Sizin varlığınız Hyundai’nin bürokratik nedenlerle Türkiye’den kaçması gibi bir örneğin bir daha yaşanmasını engelleyecek mi?
Hyundai gitmezdi
Hyundai ile kimler görüştü bilmiyorum, çünkü o süreçte Türkiye’de yoktum. Ama bunlar yaşanmayabilirdi. Şunu söyleyebiliriz, bir bürokratik sorunu çözemediği için Türkiye bir yatırımcı kaybetmeyecek.
Çocuklarının birin adı Yasin diğerinin adı İman
Sohbetin sonuna doğru “AKPli misiniz?” sorusuna “Hiçbir partinin üyesi değilim. Ama Müslümanım” diye yanıtlayan Korkmaz, şunları anlattı: “Bugüne kadar hiçbir partiye üye olmadım. Ama Müslümanım. İki çocuğum var. Birinin adı Yasin. Diğerinin adı İman. Siyasi İslamcılığı tasvip etmedim hiç. Türkiye’de hiç oy kullanmadım. İsviçre’deyse aşırı sağa hiçbir zaman oy vermedim.”
Seçimde kesinlikle AKP’ye oy veririm
Alparslan Korkmaz, Kayserili bir işçi ailesinin çocuğu. Aile 1969 yılında İsviçre’ye göç etmiş. Korkmaz 1970’te doğmuş ve tüm eğitimini İsviçre’de tamamlamış. 9 dil bilen, işletme mezunu Korkmaz, “Türkiye’de hiç oy kullanmadım ki AKP’li olayım” deyince, “Bu seçimlerde AKP’ye mi kullanacaksınız oyunuzu?” diye sorduk.
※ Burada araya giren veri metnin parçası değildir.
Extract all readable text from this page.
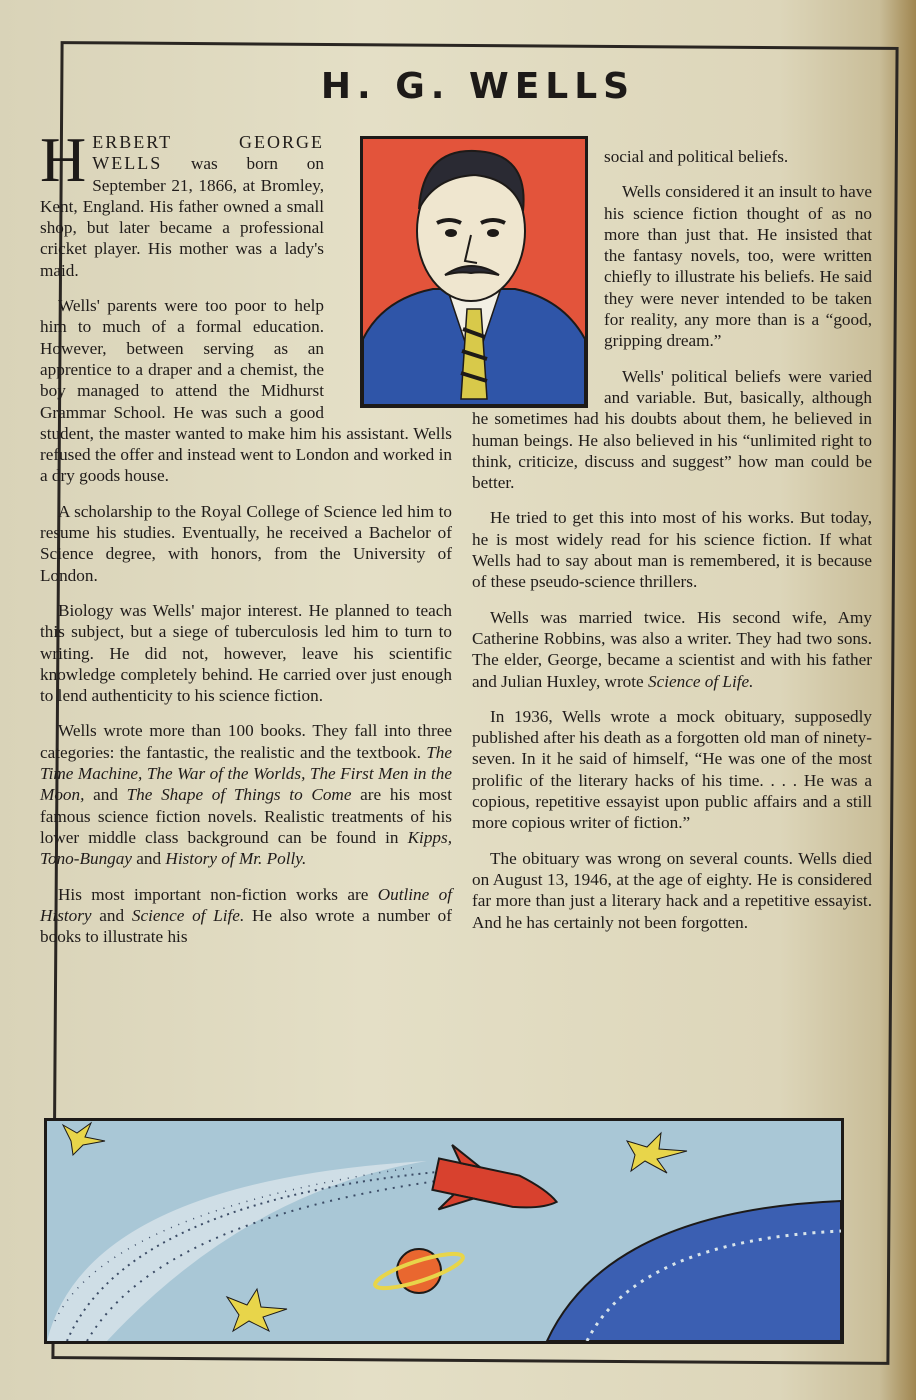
H. G. WELLS

HERBERT GEORGE WELLS was born on September 21, 1866, at Bromley, Kent, England. His father owned a small shop, but later became a professional cricket player. His mother was a lady's maid.

Wells' parents were too poor to help him to much of a formal education. However, between serving as an apprentice to a draper and a chemist, the boy managed to attend the Midhurst Grammar School. He was such a good student, the master wanted to make him his assistant. Wells refused the offer and instead went to London and worked in a dry goods house.

A scholarship to the Royal College of Science led him to resume his studies. Eventually, he received a Bachelor of Science degree, with honors, from the University of London.

Biology was Wells' major interest. He planned to teach this subject, but a siege of tuberculosis led him to turn to writing. He did not, however, leave his scientific knowledge completely behind. He carried over just enough to lend authenticity to his science fiction.

Wells wrote more than 100 books. They fall into three categories: the fantastic, the realistic and the textbook. The Time Machine, The War of the Worlds, The First Men in the Moon, and The Shape of Things to Come are his most famous science fiction novels. Realistic treatments of his lower middle class background can be found in Kipps, Tono-Bungay and History of Mr. Polly.

His most important non-fiction works are Outline of History and Science of Life. He also wrote a number of books to illustrate his

social and political beliefs.

Wells considered it an insult to have his science fiction thought of as no more than just that. He insisted that the fantasy novels, too, were written chiefly to illustrate his beliefs. He said they were never intended to be taken for reality, any more than is a “good, gripping dream.”

Wells' political beliefs were varied and variable. But, basically, although he sometimes had his doubts about them, he believed in human beings. He also believed in his “unlimited right to think, criticize, discuss and suggest” how man could be better.

He tried to get this into most of his works. But today, he is most widely read for his science fiction. If what Wells had to say about man is remembered, it is because of these pseudo-science thrillers.

Wells was married twice. His second wife, Amy Catherine Robbins, was also a writer. They had two sons. The elder, George, became a scientist and with his father and Julian Huxley, wrote Science of Life.

In 1936, Wells wrote a mock obituary, supposedly published after his death as a forgotten old man of ninety-seven. In it he said of himself, “He was one of the most prolific of the literary hacks of his time. . . . He was a copious, repetitive essayist upon public affairs and a still more copious writer of fiction.”

The obituary was wrong on several counts. Wells died on August 13, 1946, at the age of eighty. He is considered far more than just a literary hack and a repetitive essayist. And he has certainly not been forgotten.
Korkmaz çok açık bir biçimde yanıtladı: “Bu seçimde AKP’ye oy veririm. Bence görünen köy klavuz istemez. İş dünyasındaki pek çok kişi de aynı şeyi söylüyor.”
Küreselleşme yağmur gibidir ben sevmesem de yağar
Zaman zaman bankacılıkta yabancı payını tartışıyoruz. Siz bu konuda ne düşünüyorsunuz?
Bu yabancı payının kısıtlanmasının iyi bir şey olmadığını düşünüyorum. Samimi söylüyorum, dünyanın gelişmiş piyasalarında hiç böyle bir şey tartışılmaz. Bakın küreselleşme yağmur gibidir. Bazı insanlar der ki ‘Ben yağmuru sevmiyorum’. Ben de sevmiyorum yağmuru. Ne yapabilirsiniz yağmura karşı? Yağıyor bu yağmur.